Si les Souls et apparentés Bloodborne ne permettaient pas de jouer sur les hauteurs, ici c’est tout le contraire. Le level design est pensé pour la joie de tous les amateurs de grappin. On grimpe sur les toits et les nombreuses pagodes, on évalue le risque, on exécute d’un saut dévastateur et on prend la tangente sur une falaise à la moindre difficulté pour revenir à l’assaut ensuite. Une loop d’infiltration qui correspond bien à la philosophie des Tenchu, mais qui ne suffira pas à boucler Sekiro sans embûches.
Abordons le plat de résistance. Sekiro est dur. Mais dur… À en crever. Et bien plus de deux fois malgré ce que nous promet le titre.
Et pas question de compter sur les aides d’esprits, d’autres joueurs ou en comptant sur les fameux bugs Dark Souliens pour espérer empocher la victoire facilement. Certains boss ou mêmes ennemis du jeu sont de véritables épreuves et demande en plus d’une concentration parfaite, une maîtrise insensée des mécaniques de parade. Car oui, en opposition totale avec le credo des Souls qui privilégiait jusque là, la roulade et l’esquive, la parade est ici au centre du gameplay du jeu. Il faut tout réapprendre pour certains et enchaîner les parades parfaites avec pour but ultime de briser la sacro-sainte posture de l’ennemi en remplissant sa barre, pour pouvoir le blesser voir l’achever.
Il faut parfois une microseconde pour décrypter l’attaque et dans un réflexe surhumain déterminer s’il vaut mieux parer, faire un pas de côté ou de tenter le contre-mikiri sur une attaque d’estoc pour achever l’adversaire dans une attaque stylisé.
Néanmoins Sekiro apporte une nouvelle mécanique, celle de la résurrection. Grâce au sang du dragon, Le Loup lorsqu’il est vaincu, a le choix entre mourir et recommencer normalement, ou ressusciter instantanément et repartir au combat en espérant achever son ennemi avant un second trépas. Mais rien n’est gratuit. En plus de vous handicaper de l’argent et des points d’expérience, la mort après résurrection répandra une maladie parmi les PNJ qui se mettront à mourir et vous tiendront pour responsable.

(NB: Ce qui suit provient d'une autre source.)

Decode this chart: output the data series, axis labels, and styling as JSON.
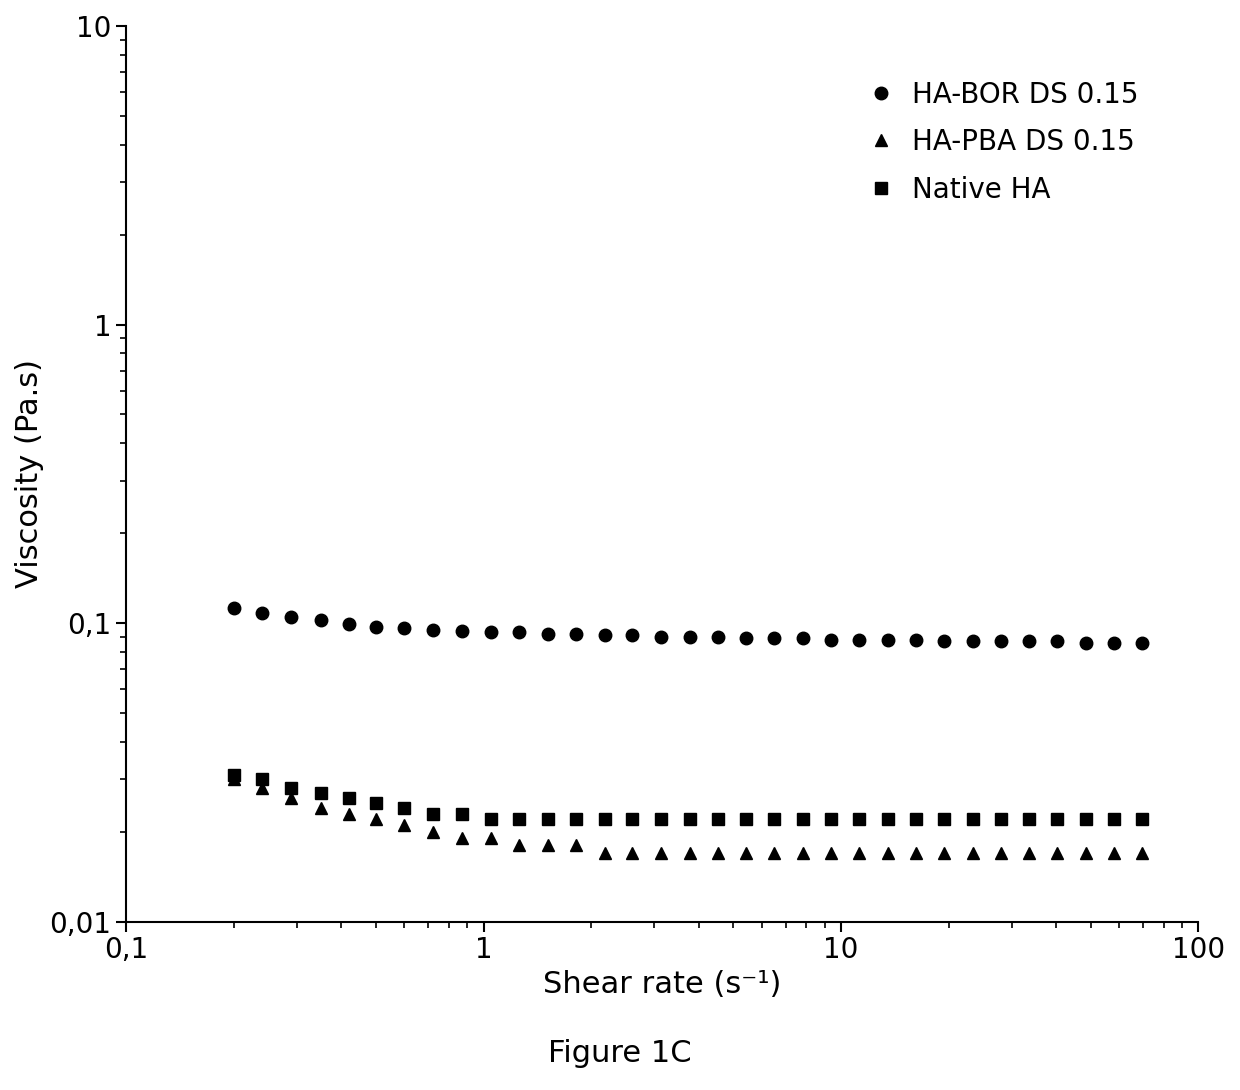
{
  "title": "Figure 1C",
  "xlabel": "Shear rate (s⁻¹)",
  "ylabel": "Viscosity (Pa.s)",
  "xlim": [
    0.1,
    100
  ],
  "ylim": [
    0.01,
    10
  ],
  "background_color": "#ffffff",
  "legend_labels": [
    "HA-BOR DS 0.15",
    "HA-PBA DS 0.15",
    "Native HA"
  ],
  "series": {
    "HA_BOR": {
      "x": [
        0.2,
        0.24,
        0.29,
        0.35,
        0.42,
        0.5,
        0.6,
        0.72,
        0.87,
        1.05,
        1.26,
        1.51,
        1.81,
        2.18,
        2.61,
        3.14,
        3.77,
        4.52,
        5.42,
        6.51,
        7.81,
        9.37,
        11.25,
        13.5,
        16.2,
        19.44,
        23.33,
        27.99,
        33.59,
        40.31,
        48.37,
        58.05,
        69.66
      ],
      "y": [
        0.112,
        0.108,
        0.105,
        0.102,
        0.099,
        0.097,
        0.096,
        0.095,
        0.094,
        0.093,
        0.093,
        0.092,
        0.092,
        0.091,
        0.091,
        0.09,
        0.09,
        0.09,
        0.089,
        0.089,
        0.089,
        0.088,
        0.088,
        0.088,
        0.088,
        0.087,
        0.087,
        0.087,
        0.087,
        0.087,
        0.086,
        0.086,
        0.086
      ],
      "marker": "o",
      "color": "#000000",
      "markersize": 9
    },
    "HA_PBA": {
      "x": [
        0.2,
        0.24,
        0.29,
        0.35,
        0.42,
        0.5,
        0.6,
        0.72,
        0.87,
        1.05,
        1.26,
        1.51,
        1.81,
        2.18,
        2.61,
        3.14,
        3.77,
        4.52,
        5.42,
        6.51,
        7.81,
        9.37,
        11.25,
        13.5,
        16.2,
        19.44,
        23.33,
        27.99,
        33.59,
        40.31,
        48.37,
        58.05,
        69.66
      ],
      "y": [
        0.03,
        0.028,
        0.026,
        0.024,
        0.023,
        0.022,
        0.021,
        0.02,
        0.019,
        0.019,
        0.018,
        0.018,
        0.018,
        0.017,
        0.017,
        0.017,
        0.017,
        0.017,
        0.017,
        0.017,
        0.017,
        0.017,
        0.017,
        0.017,
        0.017,
        0.017,
        0.017,
        0.017,
        0.017,
        0.017,
        0.017,
        0.017,
        0.017
      ],
      "marker": "^",
      "color": "#000000",
      "markersize": 9
    },
    "Native_HA": {
      "x": [
        0.2,
        0.24,
        0.29,
        0.35,
        0.42,
        0.5,
        0.6,
        0.72,
        0.87,
        1.05,
        1.26,
        1.51,
        1.81,
        2.18,
        2.61,
        3.14,
        3.77,
        4.52,
        5.42,
        6.51,
        7.81,
        9.37,
        11.25,
        13.5,
        16.2,
        19.44,
        23.33,
        27.99,
        33.59,
        40.31,
        48.37,
        58.05,
        69.66
      ],
      "y": [
        0.031,
        0.03,
        0.028,
        0.027,
        0.026,
        0.025,
        0.024,
        0.023,
        0.023,
        0.022,
        0.022,
        0.022,
        0.022,
        0.022,
        0.022,
        0.022,
        0.022,
        0.022,
        0.022,
        0.022,
        0.022,
        0.022,
        0.022,
        0.022,
        0.022,
        0.022,
        0.022,
        0.022,
        0.022,
        0.022,
        0.022,
        0.022,
        0.022
      ],
      "marker": "s",
      "color": "#000000",
      "markersize": 9
    }
  },
  "tick_label_fontsize": 20,
  "axis_label_fontsize": 22,
  "legend_fontsize": 20,
  "title_fontsize": 22,
  "y_tick_labels": [
    "0,01",
    "0,1",
    "1",
    "10"
  ],
  "y_tick_values": [
    0.01,
    0.1,
    1,
    10
  ],
  "x_tick_labels": [
    "0,1",
    "1",
    "10",
    "100"
  ],
  "x_tick_values": [
    0.1,
    1,
    10,
    100
  ]
}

Malgré ce 1-UP caché, Sekiro reste un jeu très difficile au point de relancer l’énième débat sur la difficulté et l’accessibilité dans les jeux vidéo pour certains qui militent pour « un mode facile ».
Après plusieurs heures en enfer, on ressort de cette aventure lessivée, bon pour des semaines de réadaptation musculaire et de sophrologie, mais tellement heureux d’avoir pu parcourir sous les traits du Loup cette légende maîtrisée sous tous les angles par l’école From Software. On attendra tout de même un peu pour le New Game +.